Clarification on the reason of failed excesrise

C1W4A1: Building your Deep Neural Network: Step by Step

In the last exercise (no. 10)

parameters["W" + str(l+1)] = parameters["W" + str(l+1)] - learning_rate * grads["dW" + str(l + 1)]
parameters["b" + str(l+1)] = parameters["b" + str(l+1)] - learning_rate * grads["db" + str(l + 1)]

passes both tests while

parameters["W" + str(l+1)] -= learning_rate * grads["dW" + str(l + 1)]
parameters["b" + str(l+1)] -= learning_rate * grads["db" + str(l + 1)]

passes the first and fails the second test. aren’t they the same? why does this happen?

In [1]: a = 1

In [2]: b = 2

In [3]: a -= b

In [4]: a
Out[4]: -1

If this was the case, then a would become 1 instead of -1

I was waiting for a reply like this :slight_smile:

Here the basic step in neural network is updating parameters - while improves the learning rate with the gradient descent.

My explanation of a = a - b was not coz of higher or lower value but to explain why your other image differs from each other

We are updating parameter while improving learning rate with grad function computes the sum of gradients of the outputs. So you first choose the parameter and then apply learning rate which a hyperparameter that controls the weights of our neural network with respect to the loss gradient.

So that is why it should a = a - b and need to be defined as a = a - b and not because 2- 1 or 1-2 :slight_smile:

Sorry, I don’t understand.

if you follow your image of a = b - a, you will not get the expected output in simpler terms, your update parameters can have opposite effect/result than the expected output.

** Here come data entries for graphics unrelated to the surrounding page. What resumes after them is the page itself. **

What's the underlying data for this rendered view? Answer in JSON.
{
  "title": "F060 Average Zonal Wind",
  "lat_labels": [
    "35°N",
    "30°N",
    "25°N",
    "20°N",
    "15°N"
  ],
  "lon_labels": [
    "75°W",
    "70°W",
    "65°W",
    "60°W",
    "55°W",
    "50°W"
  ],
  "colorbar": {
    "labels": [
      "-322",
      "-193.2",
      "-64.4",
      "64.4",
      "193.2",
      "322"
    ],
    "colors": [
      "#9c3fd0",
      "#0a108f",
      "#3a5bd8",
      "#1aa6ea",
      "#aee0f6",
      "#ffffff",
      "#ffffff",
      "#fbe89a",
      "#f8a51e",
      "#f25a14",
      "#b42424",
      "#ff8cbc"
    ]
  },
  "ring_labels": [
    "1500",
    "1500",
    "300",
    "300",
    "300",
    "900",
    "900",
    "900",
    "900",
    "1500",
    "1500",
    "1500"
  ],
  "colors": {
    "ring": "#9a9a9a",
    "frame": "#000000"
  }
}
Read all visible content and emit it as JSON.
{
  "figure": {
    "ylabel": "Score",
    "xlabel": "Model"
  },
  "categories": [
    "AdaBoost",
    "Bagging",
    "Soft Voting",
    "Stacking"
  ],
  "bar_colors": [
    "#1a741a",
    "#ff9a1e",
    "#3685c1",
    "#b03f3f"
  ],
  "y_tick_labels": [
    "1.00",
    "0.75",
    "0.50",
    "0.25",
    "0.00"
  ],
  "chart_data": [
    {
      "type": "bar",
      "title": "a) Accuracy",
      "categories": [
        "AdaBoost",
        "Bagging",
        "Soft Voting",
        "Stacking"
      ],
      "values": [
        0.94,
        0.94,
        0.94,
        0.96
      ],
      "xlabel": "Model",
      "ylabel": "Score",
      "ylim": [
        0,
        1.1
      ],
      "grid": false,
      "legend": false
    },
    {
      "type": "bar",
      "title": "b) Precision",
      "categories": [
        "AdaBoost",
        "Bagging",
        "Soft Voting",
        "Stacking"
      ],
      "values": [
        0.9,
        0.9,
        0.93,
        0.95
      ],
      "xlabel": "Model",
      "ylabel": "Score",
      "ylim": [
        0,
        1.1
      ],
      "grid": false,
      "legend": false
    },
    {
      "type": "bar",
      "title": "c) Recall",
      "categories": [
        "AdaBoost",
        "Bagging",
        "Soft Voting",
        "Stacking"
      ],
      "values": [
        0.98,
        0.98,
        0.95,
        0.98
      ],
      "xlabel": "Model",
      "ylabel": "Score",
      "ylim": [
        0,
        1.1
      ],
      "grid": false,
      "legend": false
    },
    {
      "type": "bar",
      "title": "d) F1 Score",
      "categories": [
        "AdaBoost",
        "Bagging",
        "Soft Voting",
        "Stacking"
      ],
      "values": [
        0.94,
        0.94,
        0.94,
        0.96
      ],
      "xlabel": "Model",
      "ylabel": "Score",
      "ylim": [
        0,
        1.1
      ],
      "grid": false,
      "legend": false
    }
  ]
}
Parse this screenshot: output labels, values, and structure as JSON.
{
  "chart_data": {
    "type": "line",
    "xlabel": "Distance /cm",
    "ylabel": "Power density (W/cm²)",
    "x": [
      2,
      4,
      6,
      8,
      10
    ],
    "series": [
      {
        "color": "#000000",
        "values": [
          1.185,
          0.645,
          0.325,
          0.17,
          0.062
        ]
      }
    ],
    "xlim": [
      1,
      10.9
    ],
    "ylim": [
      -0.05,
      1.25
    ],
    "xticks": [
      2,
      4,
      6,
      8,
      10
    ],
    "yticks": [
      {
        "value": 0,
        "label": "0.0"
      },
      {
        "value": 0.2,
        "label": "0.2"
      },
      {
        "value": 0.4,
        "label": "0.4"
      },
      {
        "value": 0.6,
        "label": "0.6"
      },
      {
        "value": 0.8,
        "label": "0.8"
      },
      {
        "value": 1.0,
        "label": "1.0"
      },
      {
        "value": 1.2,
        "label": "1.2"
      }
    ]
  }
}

see this image just above the grader cell you shared where it mention while we are updating the parameter, we are subtracting or derivative of the parameter. So you cannot update your parameters first with partial derivative of parameters but first with the updated parameter - your partial derivative of parameter

I believe a -= b is equivalent to a = a - b.

It’s the same reason that i += 1 is equivalent to i = i + 1.

Please read this thread to understand why that is. You need “copy” or “deepcopy” to break the connection to the global variables.

Yes, that’s correct. That is the meaning of “-=” from an arithmetic p.o.v. But what’s really going on here is more complicated than that. The numeric result is the same, but if the operands in question are “objects” (meaning pointers) then the way memory is managed is very different. The “-=” operator is “in place”, meaning that it directly modifies the object in memory. The plain assignment allocates a new memory object for the RHS, so the original variable is not modified in memory. If the variable in question is an object passed as a parameter to a python function and you didn’t first “copy” it, then you’ve modified global data with the “-=” approach. The test cases for this exercise are written in such a way that modifying the global data causes subsequent tests to fail.

The thread I linked explains this in more detail.

1 Like

When I explained this it was more related to updating parameters and not the integers :woman_facepalming:

The copy() had actually happened before the “for loop” in which the updating happens and caused the confusion.

Here is the full code:

def update_parameters(params, grads, learning_rate):
    """
    Update parameters using gradient descent
    
    Arguments:
    params -- python dictionary containing your parameters 
    grads -- python dictionary containing your gradients, output of L_model_backward
    
    Returns:
    parameters -- python dictionary containing your updated parameters 
                  parameters["W" + str(l)] = ... 
                  parameters["b" + str(l)] = ...
    """
    parameters = params.copy()
    L = len(parameters) // 2 # number of layers in the neural network

{moderator edit - solution code removed}

I was able to fix it by deep copying the params using parameters = copy.deepcopy(params)

Here is the full code:

# GRADED FUNCTION: update_parameters
import copy

def update_parameters(params, grads, learning_rate):
    """
    Update parameters using gradient descent
    
    Arguments:
    params -- python dictionary containing your parameters 
    grads -- python dictionary containing your gradients, output of L_model_backward
    
    Returns:
    parameters -- python dictionary containing your updated parameters 
                  parameters["W" + str(l)] = ... 
                  parameters["b" + str(l)] = ...
    """
    parameters = copy.deepcopy(params)
    L = len(parameters) // 2 # number of layers in the neural network

 *{moderator edit - solution code removed}*

did you pass the grader? any changes beyond or outside ##YOUR CODE STARTS HERE -----###YOUR CODES END HERE can cause grader assessment issue.

That does not work, because parameters is a compound object. That creates a new copy of the whole dictionary, but the individual arrays in the dictionary are not duplicated. You need the deepcopy as I see you discovered in your later post on this thread.

Yes, so will this change make it to the assignment notebook?

Also thanks for the clarification, I didn’t know the reason why deepcopy() works.

That’s a good point: the template code is misleading. I will file a bug about this and hope that the course staff will act on it. Should be a simple fix other than that they also have to add the “import” for the copy package.